Nach über einem Jahr seiner Inhaftierung wurde der Journalist Deniz Yücel freigelassen. Wir freuen uns, dass er wieder auf freiem Fuss und in Sicherheit bei seiner Familie ist. Der Fall Yücel führt undemokratische Tendenzen in der Türkei deutlich vor Augen.
Zunächst ist zu erkennen, dass die türkische Justiz nicht unabhängig ist und dass die eigentlichen Entscheidungsträger die Regierung und der Staatspräsident Erdogan sind. Yücel wusste bis zu seiner Entlassung noch nicht einmal, was ihm vorgeworfen wurde, es fand keine Anklage statt und ihm wurde auch keine Anklageschrift ausgehändigt. Seine Verhaftung war schon nicht legitim und rechtlich abgesichert. Aber genauso undemokratisch verlief seine Freilassung, obwohl wir uns deswegen freuen.

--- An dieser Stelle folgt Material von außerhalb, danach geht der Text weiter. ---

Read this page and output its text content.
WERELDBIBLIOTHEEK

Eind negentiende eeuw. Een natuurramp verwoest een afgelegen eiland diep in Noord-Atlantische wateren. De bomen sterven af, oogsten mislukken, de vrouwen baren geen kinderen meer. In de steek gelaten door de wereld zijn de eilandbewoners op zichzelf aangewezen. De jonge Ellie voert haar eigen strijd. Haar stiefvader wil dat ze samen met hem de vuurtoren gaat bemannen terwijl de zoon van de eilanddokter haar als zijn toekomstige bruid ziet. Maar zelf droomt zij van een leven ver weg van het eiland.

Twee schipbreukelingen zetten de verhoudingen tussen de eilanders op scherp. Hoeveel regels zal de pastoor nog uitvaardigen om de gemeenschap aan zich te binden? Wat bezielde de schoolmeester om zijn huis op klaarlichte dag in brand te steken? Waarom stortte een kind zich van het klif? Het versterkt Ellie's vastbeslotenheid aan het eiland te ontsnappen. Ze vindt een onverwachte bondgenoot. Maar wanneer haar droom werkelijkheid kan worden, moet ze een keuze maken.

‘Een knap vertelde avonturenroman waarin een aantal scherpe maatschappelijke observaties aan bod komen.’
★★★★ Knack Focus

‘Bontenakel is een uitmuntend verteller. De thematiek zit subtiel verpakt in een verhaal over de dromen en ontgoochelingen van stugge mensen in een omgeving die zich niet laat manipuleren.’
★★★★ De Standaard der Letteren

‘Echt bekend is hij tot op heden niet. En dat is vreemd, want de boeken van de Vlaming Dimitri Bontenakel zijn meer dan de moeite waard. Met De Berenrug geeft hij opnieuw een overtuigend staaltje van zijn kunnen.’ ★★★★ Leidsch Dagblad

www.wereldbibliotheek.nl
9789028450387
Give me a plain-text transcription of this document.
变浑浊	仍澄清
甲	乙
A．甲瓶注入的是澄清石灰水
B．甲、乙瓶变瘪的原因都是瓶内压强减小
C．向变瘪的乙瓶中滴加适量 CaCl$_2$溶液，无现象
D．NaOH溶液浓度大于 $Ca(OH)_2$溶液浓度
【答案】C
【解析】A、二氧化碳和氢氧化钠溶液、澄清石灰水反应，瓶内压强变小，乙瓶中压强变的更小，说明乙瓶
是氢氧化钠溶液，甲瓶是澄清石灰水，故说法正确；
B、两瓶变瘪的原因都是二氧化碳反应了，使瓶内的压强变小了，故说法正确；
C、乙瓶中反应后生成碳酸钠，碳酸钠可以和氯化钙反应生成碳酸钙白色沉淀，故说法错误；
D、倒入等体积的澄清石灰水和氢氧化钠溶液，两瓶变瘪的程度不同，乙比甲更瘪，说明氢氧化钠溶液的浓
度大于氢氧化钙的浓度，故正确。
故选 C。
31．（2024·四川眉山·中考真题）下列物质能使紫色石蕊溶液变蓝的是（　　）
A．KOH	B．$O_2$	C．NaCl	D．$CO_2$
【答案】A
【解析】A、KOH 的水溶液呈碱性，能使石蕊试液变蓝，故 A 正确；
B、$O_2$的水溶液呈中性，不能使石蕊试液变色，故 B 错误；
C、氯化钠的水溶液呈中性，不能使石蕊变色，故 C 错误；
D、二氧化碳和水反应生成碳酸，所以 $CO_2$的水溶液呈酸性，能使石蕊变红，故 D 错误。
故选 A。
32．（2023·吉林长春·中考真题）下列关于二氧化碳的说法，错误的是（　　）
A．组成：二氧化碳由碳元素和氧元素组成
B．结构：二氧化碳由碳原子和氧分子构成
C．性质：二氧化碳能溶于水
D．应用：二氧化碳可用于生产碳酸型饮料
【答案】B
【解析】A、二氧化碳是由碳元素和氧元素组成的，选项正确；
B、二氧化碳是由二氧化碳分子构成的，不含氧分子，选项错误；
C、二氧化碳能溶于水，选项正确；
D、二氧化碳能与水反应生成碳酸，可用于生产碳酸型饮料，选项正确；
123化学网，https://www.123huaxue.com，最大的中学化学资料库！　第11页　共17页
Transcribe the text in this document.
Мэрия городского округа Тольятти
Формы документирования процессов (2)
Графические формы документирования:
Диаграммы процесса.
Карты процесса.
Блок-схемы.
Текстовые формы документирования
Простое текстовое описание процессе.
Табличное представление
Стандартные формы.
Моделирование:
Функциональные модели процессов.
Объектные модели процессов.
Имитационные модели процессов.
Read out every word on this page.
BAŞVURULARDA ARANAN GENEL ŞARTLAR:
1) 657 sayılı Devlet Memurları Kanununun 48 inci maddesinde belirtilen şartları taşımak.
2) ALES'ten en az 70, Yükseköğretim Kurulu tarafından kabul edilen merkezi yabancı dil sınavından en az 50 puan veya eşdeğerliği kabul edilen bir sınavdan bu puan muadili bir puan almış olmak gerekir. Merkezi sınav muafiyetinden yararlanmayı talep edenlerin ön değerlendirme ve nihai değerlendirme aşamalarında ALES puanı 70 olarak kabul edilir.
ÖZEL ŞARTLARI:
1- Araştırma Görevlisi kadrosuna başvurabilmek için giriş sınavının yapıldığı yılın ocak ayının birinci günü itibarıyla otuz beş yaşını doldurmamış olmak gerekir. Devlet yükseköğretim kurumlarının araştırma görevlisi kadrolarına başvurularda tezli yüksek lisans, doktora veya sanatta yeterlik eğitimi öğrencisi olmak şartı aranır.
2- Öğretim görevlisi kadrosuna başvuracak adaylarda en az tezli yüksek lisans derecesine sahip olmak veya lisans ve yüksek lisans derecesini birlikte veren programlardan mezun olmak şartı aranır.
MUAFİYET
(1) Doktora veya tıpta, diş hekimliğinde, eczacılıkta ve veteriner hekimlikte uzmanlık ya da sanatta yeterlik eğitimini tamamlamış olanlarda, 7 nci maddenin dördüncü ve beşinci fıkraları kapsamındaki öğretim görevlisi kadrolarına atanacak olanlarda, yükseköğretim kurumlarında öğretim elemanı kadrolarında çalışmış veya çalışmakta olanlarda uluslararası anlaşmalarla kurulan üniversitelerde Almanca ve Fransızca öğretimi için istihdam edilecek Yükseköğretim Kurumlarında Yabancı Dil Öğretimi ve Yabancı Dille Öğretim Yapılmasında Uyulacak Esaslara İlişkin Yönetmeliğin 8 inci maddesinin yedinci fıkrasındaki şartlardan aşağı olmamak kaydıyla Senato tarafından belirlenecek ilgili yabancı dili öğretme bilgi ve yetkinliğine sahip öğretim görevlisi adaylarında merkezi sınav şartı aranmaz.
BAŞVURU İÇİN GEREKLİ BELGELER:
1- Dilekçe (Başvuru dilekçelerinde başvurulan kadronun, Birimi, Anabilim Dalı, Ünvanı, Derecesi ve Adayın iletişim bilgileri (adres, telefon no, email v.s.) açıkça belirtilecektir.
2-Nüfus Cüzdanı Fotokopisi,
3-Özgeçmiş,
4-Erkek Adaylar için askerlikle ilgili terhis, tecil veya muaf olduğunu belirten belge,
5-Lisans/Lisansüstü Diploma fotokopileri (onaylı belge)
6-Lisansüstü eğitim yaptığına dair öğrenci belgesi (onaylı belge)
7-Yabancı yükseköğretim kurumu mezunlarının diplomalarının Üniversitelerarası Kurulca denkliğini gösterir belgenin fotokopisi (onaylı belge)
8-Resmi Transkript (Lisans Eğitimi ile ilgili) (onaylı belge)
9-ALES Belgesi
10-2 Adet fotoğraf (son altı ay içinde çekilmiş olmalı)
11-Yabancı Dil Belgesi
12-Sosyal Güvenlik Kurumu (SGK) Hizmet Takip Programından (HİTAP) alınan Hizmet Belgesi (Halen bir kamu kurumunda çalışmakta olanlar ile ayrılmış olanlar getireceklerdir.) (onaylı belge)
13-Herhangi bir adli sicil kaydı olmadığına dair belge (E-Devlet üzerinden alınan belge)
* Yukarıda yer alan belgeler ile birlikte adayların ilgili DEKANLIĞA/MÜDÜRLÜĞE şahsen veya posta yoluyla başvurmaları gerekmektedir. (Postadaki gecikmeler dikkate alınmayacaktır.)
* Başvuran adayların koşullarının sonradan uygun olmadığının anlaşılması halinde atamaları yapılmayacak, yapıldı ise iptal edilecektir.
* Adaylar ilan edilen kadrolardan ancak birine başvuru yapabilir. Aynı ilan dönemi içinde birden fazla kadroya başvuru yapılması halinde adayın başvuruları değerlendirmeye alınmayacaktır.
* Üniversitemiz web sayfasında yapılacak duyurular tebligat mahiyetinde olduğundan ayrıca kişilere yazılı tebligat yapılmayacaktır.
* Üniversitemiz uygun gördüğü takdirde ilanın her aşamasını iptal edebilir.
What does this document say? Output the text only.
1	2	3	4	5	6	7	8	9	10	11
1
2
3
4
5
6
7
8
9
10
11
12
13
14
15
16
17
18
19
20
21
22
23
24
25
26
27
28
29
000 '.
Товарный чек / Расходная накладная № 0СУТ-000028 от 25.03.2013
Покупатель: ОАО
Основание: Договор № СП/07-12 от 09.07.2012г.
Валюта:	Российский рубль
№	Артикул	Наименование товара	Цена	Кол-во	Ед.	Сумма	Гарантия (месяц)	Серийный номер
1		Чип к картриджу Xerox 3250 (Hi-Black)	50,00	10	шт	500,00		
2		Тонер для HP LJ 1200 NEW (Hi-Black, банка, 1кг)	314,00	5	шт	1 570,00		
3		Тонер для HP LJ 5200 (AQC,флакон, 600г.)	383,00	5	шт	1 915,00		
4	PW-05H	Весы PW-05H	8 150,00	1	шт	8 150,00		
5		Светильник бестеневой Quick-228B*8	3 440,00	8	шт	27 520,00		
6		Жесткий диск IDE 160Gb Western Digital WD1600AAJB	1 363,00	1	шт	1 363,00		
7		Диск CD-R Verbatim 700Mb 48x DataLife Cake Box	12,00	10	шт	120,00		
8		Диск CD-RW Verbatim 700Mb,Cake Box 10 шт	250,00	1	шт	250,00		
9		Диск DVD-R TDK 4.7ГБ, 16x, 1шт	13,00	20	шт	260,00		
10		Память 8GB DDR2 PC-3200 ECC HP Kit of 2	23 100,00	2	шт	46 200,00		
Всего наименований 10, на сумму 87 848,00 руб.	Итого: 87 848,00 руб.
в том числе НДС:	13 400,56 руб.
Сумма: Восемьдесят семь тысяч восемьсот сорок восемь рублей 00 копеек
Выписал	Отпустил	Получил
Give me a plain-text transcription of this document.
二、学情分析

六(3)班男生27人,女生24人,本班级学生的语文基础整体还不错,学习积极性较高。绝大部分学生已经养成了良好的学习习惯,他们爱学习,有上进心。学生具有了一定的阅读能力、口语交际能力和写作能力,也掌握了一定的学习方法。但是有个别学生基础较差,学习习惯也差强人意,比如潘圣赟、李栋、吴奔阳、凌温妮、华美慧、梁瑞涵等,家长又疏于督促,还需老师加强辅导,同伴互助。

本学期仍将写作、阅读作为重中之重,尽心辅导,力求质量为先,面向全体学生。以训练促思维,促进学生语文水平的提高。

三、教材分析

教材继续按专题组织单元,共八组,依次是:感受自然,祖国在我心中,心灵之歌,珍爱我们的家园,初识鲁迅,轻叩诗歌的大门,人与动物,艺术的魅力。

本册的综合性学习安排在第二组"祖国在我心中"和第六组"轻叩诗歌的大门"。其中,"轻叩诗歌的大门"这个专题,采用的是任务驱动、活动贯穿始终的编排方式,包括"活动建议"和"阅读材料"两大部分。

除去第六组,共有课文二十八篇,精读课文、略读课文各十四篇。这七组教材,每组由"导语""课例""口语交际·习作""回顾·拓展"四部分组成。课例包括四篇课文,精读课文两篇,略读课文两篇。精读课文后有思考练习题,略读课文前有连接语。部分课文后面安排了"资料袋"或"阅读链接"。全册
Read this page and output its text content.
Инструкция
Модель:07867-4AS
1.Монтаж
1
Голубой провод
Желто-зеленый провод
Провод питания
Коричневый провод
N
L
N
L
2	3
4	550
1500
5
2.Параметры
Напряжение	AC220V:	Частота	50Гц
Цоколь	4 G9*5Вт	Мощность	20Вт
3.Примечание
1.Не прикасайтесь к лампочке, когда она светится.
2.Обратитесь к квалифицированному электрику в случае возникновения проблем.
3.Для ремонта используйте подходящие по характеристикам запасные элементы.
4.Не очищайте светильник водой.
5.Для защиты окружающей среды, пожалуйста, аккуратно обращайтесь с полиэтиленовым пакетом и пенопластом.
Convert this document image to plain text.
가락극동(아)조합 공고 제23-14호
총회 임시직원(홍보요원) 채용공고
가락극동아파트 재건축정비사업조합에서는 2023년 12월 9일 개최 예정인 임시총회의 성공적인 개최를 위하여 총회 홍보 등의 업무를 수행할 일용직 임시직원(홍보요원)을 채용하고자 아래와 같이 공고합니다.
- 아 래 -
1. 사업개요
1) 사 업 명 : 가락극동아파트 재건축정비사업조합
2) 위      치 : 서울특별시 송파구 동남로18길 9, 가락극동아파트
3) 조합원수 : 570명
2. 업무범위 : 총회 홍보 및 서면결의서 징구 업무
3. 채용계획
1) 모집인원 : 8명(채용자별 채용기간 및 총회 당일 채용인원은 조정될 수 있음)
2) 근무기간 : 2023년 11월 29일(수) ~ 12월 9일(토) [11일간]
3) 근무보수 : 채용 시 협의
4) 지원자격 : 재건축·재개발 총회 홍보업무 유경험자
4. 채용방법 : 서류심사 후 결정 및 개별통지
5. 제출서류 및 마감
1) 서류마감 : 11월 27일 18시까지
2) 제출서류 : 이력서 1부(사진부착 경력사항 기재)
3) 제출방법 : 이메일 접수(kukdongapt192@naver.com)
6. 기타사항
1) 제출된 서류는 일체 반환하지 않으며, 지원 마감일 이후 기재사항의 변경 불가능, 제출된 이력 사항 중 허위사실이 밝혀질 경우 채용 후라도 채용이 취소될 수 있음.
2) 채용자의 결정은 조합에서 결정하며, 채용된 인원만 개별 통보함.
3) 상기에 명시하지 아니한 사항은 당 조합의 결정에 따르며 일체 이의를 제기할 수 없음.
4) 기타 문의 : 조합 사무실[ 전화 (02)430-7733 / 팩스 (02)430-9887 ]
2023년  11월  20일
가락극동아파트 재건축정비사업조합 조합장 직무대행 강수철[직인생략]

Dabei hatte Staatspräsident Erdogan immer wieder betont, dass Deniz Yücel niemals frei kommen werde, solange er hier sei. Wirtschaftliche und militärische Interessen waren aber wohl wichtiger, als sein Versprechen, „diesen Terroristen und Agenten für immer hinter Gittern“ zu sehen. Trotz dessen, dass in der Türkei die Pressefreiheit, die Unabhängigkeit der Justiz und des Rechtsstaats mit Füßen getreten werden, hat die deutsche Regierung sich entschieden, die vielseitigen Beziehungen zu Erdogan und seiner Regierung fortzuführen und weiterhin Waffen zu verkaufen.
Über 150 Journalisten sitzen weiterhin in türkischen Gefängnissen, weil sie ihre Meinung geschrieben, gemalt oder gesprochen haben. Ihnen gilt nun unsere ganze Solidarität. Zeitgleich mit Yücels Freilassung wurden sechs Journalisten in der Türkei zu lebenslanger Haft verurteilt. Das ist inakzeptabel. Die Bundesrepublik muss Farbe bekennen und diejenigen Kräfte unterstützen, die ihren Kampf für Pressefreiheit, Demokratie und Menschenrechte auch weiterhin fortführen.
Deniz Yücels Freilassung zeigt, wie wichtig die von uns geleistete Solidarität ist. Jetzt geht unser internationaler Solidaritätsauftrag für die Freisprechung aller anderen inhaftierten Journalisten, Akademiker und Politiker in der Türkei weiter.